Macy's Music Festival
7:30 p.m July 27, 28 at Paul Brown Stadium, Cincinnati. $48-$88. Macysmusicfestival.com.
Now that this year's Forecastle and Bunbury festivals have had their youthful say, it's time to make room — a lot of room, in fact — for one of the region's oldest, largest and most genre-specific music events. It's a gathering so large that a football stadium is required to house it.
The two-day Macy's Music Festival will again turn Cincinnati's Paul Brown Stadium into a playground for old-school R&B.
The featured performers Friday night will be Charlie Wilson, Kem, Ledesi, Eric Benet, Dennis Edwards and the Temptations Revue, and Alex Boyd. Saturday's roster includes festival mainstay Frankie Beverly and Maze, Jaheim, The O'Jays, Monica, Midnight Star and Zay Foggs.
The festival reaches a milestone this weekend. Because its roots date back to 1962 and an event called the Ohio Valley Jazz Festival, the event is now 50 years old.
True to its initial name, jazz was the primary focus during the festival's early years. Soul and R&B were incorporated into the lineup during the '70s and began to dominate a decade later, as the event changed names with a succession of sponsoring organizations. It has been the Macy's Music Festival since 2005.
Over the decades, the festival has presented performances by Duke Ellington, Miles Davis, Aretha Franklin, Luther Vandross, Stevie Wonder, Whitney Houston, and Earth, Wind and Fire.

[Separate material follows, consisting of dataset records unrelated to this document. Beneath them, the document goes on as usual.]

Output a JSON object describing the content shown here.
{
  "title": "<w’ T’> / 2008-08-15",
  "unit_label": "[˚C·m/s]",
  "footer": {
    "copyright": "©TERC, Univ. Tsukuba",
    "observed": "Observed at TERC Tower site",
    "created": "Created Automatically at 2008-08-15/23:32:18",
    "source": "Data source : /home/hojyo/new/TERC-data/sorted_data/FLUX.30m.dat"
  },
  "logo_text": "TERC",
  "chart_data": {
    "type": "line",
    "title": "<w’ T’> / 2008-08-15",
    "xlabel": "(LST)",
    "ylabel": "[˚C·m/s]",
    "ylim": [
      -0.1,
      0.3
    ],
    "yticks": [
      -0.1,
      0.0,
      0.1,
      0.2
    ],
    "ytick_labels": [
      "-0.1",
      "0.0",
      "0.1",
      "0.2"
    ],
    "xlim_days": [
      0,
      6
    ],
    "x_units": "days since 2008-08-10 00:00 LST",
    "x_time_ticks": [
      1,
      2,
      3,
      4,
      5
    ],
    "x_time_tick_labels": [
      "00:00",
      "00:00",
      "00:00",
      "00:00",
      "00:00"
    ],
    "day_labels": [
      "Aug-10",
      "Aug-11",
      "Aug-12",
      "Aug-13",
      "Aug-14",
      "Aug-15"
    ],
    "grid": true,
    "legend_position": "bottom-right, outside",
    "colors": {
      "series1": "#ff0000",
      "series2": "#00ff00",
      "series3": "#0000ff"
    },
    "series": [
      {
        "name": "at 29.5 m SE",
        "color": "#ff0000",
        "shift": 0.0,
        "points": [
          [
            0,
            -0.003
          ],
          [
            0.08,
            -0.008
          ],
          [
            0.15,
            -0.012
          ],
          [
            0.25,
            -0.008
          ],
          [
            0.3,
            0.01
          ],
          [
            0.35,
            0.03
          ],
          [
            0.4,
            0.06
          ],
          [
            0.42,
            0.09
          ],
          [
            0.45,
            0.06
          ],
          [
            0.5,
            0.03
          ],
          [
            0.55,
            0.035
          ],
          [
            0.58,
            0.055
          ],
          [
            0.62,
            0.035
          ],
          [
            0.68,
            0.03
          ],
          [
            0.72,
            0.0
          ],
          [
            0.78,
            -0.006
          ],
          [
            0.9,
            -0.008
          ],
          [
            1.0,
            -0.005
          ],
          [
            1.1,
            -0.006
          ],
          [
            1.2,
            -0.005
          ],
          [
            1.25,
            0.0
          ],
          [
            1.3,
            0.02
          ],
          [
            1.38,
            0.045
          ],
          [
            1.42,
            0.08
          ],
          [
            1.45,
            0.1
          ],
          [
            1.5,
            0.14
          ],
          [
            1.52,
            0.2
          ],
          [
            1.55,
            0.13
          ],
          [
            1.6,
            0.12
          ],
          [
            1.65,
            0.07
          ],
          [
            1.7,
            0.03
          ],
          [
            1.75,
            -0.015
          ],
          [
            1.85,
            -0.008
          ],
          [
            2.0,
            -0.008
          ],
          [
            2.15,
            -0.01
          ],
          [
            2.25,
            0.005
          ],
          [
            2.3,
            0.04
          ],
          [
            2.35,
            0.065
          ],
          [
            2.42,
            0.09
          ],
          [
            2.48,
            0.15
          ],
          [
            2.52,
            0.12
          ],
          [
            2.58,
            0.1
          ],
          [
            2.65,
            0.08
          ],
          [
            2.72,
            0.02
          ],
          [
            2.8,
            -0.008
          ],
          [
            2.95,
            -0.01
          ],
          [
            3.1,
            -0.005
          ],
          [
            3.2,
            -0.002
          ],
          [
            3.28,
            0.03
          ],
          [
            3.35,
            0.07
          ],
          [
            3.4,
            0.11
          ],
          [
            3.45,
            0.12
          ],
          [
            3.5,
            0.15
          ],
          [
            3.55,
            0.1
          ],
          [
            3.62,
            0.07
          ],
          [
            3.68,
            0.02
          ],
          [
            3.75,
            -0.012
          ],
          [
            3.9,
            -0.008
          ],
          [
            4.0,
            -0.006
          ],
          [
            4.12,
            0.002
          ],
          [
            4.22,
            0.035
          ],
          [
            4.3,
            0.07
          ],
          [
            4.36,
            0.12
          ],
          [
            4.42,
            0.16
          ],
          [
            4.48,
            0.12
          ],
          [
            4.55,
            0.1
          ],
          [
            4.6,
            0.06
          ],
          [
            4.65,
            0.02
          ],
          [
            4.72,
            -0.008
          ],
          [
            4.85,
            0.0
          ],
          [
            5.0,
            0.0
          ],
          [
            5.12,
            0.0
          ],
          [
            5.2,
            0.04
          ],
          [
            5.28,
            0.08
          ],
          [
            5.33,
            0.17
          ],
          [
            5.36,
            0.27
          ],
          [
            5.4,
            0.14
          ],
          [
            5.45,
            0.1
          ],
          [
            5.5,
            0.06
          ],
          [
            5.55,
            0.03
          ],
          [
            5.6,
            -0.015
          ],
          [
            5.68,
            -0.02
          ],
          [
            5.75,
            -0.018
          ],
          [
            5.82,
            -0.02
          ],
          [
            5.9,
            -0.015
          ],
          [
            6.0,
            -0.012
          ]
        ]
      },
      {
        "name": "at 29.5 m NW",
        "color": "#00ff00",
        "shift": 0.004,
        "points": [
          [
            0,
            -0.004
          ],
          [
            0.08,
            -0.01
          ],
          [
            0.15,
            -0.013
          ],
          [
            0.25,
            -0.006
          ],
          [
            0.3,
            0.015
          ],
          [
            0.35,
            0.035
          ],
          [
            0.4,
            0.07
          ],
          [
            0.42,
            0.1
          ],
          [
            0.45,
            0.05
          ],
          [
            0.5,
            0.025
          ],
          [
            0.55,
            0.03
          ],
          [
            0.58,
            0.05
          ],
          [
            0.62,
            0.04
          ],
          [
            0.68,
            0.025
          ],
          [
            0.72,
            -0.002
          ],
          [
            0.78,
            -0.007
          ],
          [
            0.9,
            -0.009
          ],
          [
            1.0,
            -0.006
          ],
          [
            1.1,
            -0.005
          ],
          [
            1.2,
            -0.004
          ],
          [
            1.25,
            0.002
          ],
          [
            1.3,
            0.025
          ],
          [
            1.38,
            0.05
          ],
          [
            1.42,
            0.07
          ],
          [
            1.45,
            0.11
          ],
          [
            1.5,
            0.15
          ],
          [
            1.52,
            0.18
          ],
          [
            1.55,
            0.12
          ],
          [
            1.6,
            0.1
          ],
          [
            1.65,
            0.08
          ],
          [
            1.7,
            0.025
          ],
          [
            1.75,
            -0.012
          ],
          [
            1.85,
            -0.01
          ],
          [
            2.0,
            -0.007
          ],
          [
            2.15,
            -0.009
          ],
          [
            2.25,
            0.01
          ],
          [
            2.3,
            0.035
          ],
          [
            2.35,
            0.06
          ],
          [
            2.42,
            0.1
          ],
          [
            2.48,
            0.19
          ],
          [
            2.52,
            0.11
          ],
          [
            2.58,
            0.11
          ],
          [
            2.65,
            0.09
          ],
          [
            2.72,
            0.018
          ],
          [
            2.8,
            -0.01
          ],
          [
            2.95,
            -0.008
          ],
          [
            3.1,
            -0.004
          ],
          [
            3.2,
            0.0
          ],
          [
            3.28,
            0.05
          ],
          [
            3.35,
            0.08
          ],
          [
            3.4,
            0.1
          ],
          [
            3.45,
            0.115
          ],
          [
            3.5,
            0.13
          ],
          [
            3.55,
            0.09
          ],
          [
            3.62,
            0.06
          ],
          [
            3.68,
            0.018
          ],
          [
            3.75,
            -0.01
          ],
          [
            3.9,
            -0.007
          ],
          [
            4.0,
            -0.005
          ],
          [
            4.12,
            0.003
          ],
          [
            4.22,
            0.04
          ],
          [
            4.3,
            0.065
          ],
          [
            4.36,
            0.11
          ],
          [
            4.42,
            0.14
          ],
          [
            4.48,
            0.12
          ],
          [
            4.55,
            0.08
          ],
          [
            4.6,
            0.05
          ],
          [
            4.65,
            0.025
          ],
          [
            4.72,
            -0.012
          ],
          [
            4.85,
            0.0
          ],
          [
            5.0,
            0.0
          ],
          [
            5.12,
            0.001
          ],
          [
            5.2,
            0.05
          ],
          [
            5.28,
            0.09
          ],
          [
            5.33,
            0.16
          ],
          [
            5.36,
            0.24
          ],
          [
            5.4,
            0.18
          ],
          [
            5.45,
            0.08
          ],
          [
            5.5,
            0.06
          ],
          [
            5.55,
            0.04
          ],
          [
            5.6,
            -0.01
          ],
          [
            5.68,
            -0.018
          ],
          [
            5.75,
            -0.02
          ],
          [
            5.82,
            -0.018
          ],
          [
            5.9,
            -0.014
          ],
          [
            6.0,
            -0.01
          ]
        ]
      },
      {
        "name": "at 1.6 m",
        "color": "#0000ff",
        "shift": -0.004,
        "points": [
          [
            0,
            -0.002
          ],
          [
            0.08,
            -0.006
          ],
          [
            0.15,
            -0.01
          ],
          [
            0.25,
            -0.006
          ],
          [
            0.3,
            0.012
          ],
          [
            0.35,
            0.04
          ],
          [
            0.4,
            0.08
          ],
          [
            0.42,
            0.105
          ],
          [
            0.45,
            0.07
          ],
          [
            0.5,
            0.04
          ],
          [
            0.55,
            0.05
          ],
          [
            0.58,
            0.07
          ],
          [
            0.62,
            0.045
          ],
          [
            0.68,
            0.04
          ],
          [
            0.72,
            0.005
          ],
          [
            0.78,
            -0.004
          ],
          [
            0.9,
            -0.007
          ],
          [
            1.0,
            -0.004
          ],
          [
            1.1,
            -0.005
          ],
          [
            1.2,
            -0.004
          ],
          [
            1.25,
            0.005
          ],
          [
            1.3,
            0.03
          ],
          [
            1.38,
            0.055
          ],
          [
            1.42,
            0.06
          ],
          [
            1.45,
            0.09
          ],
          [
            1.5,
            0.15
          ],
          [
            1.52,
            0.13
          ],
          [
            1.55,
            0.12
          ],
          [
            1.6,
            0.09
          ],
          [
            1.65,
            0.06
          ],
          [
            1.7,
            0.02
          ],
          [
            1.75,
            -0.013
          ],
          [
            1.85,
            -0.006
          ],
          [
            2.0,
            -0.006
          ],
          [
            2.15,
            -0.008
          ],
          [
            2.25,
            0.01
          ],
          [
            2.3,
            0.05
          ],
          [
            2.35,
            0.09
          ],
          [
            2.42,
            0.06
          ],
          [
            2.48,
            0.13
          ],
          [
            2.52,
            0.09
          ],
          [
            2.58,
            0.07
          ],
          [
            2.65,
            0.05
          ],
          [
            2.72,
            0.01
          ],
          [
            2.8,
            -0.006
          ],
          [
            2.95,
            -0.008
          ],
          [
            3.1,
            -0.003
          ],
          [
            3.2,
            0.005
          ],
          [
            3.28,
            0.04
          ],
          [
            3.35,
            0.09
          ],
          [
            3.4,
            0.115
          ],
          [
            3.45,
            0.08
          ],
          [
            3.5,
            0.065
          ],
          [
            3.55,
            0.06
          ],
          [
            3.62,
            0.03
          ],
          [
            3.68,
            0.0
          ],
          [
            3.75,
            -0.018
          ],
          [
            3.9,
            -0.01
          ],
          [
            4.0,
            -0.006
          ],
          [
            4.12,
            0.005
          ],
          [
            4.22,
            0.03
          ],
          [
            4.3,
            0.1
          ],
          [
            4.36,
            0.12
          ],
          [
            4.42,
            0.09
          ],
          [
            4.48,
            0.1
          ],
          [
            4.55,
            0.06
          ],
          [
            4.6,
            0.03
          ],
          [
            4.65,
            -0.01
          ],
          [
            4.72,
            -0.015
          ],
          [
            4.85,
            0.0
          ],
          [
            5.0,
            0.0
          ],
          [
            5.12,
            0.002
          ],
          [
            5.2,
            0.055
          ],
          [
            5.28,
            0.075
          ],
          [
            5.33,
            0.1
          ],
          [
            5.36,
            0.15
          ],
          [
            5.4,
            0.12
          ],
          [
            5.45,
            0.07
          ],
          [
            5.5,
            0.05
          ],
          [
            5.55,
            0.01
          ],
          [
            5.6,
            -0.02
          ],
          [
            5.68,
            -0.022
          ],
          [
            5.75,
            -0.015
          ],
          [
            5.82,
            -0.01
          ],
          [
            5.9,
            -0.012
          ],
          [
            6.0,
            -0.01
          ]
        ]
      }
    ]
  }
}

Even though the Macy's Music Festival is now an exclusively R&B-oriented event with certain acts playing every year (outside of Beverly, the regulars include Kem, Ledesi and The O'Jays), the festival's cumulative attendance has averaged nearly 50,000 patrons over the past 12 years.
Never heard of Adrian Legg? You're not alone. For more than two decades, the British guitarist has quietly forged an international fan base by combining numerous guitar picking styles and musical genres into a sound all his own. His new indie album, Slow Guitar, is a splendid primer for the uninitiated. It sports new studio and concert versions of tunes that Legg has played for much of his career.
He performs Monday for the WoodSongs Old-Time Radio Hour at the Kentucky Theatre, 214 East Main Street, on a bill that will include a band of fellow Brits called The Dunwells. (6:45 p.m. $10. (859) 252-8888. Woodsongs.com.).
Brothers Joseph and David Dunwell shuffle duties on guitar and banjo and lead a vocal charge that AOL Music says is reminiscent of Crosby, Stills and Nash. What a coincidence. Guess who will be playing in Cincinnati the same night Legg and the Dunwells will be at WoodSongs? Read on and find out.
Folk and metal revivals
Two mainstay pop attractions representing two stylistic extremes head to the region in the week ahead.
■ On Monday, the veteran folk trio of Crosby, Stills and Nash performs at Riverbend Music Center's PNC Pavilion in Cincinnati. The three members — David Crosby, Stephen Stills and Graham Nash — released a new concert recording last week titled CSN 2012. It leans heavily on CSN staples (Crosby's Guinevere, Stills' Carry On and Nash's Teach Your Children), but it includes a few forgotten gems (including two Stills tunes, As I Come of Age and Johnny's Garden) and an unexpected cover (Bob Dylan's Girl From the North Country). (8 p.m. $39-$86. Ticketmaster, 1-800-745-3000 or Ticketmaster.com.)
■ Commandeering Louisville's KFC Yum Center on Wednesday will be a show so loud you will probably be able to hear it from your back yard. It's the pop/metal double bill of KISS and Motley Crue. (7 p.m. $66-$151. Ticketmaster.).